To understand these linkages, imagine that the United States sells additional government debt, some of which is purchased by banks in Europe, Canada, Japan, and other countries. These purchases of government debt require transactions in the foreign exchange market. If a bank in Europe purchases US government debt, there is an increased demand for dollars in the euro market for dollars, which leads to an appreciationAn increase in the price of a currency. in the price of the dollar. When the dollar appreciates, US citizens find that European goods and services are cheaper, whereas Europeans find that US goods and services are more expensive. US imports increase and exports decrease, so net exports decrease.

To summarize, an increased government deficit leads to the following:

  • An increase in the real interest rate
  • An appreciation of the exchange rate
  • A reduction in investment and in purchases of consumer durables
  • An increase in the trade deficit

Table 14.10 "Investment, Savings, and Net Exports (Billions of Dollars)" shows the US experience during the 1980s, when the US federal government ran a large budget deficit (the negative entries in the federal budget surplus column). The table also reveals that the United States ran a sizable trade deficit starting in 1983. This phenomenon became known as the twin deficits.

Table 14.10 Investment, Savings, and Net Exports (Billions of Dollars)

Year Investment Trade Surplus National Saving Budget Surplus Error
1980 579.5 11.4 549.4 −23.6 41.5
1981 679.3 6.3 654.7 −19.4 30.9
1982 629.5 0.0 629.1 −94.2 0.4
1983 687.2 −31.8 609.4 −132.3 46.0
1984 875 −86.7 773.4 −123.5 14.9
1985 895 −110.5 767.5 −126.9 17.0
1986 919.7 −138.9 733.5 −139.2 47.3
1987 969.2 −150.4 796.8 −89.8 22.0
1988 1,007.7 −111.7 915.0 −75.2 −19
1989 1,072.6 −88.0 944.7 −66.7 39.9

Even though recent years have also seen high deficits in the United States, interest rates have not increased, so we have not seen crowding out. This is because the Federal Reserve has also been operating in credit markets to keep interest rates low. Although crowding out is associated with fiscal policy, it also depends on what policies the monetary authority chooses to pursue.

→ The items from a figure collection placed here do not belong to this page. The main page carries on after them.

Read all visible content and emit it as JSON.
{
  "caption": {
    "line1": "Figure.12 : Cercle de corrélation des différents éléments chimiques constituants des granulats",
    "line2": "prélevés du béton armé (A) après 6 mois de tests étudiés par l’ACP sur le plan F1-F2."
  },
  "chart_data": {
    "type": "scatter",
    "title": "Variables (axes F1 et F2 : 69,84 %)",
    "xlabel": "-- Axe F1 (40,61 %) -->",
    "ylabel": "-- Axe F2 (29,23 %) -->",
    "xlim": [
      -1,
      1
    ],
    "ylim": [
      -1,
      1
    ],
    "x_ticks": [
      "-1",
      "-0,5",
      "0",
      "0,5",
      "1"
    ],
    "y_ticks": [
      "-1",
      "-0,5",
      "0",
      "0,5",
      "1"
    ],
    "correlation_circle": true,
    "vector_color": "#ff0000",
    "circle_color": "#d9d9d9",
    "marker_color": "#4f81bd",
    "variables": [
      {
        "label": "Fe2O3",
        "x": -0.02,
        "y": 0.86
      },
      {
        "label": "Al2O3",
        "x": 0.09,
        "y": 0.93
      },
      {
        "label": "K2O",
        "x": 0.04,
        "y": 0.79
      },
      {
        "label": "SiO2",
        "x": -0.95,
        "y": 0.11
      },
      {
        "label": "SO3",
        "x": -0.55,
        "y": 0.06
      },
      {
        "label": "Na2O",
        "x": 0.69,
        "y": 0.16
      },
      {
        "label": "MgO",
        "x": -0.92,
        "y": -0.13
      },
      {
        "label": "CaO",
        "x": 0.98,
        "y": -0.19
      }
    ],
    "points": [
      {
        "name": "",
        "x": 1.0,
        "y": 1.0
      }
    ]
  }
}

When crowding out does occur, its long-term consequences may be significant. Lower investment translates, in the long run, into a lower standard of living.Chapter 6 "Global Prosperity and Global Poverty" explained how investment feeds into long-run economic growth. An increase in government spending means that the country has chosen to consume more now and less in the future. Similarly, crowding out of net exports means that the economy is borrowing more from other countries. This again means that the country has chosen to consume more now in exchange for debt that must be paid back later. The crowding-out effect is perhaps the most powerful argument in favor of a balanced-budget requirement.

Key Takeaways

  1. Crowding out occurs when government deficits lead to higher real interest rates and lower investment. The high interest rates can also cause the domestic currency to appreciate, leading to a decrease in net exports.
  2. The crowding-out effect is large when spending by households on durables and investment spending are sensitive to variations in the real interest rate and when exports are sensitive to changes in the exchange rate.

Checking Your Understanding

  1. Why do higher interest rates cause the currency to appreciate?
  2. In using the credit market to study the effects of government deficits on real interest rates, what did we assume about household saving?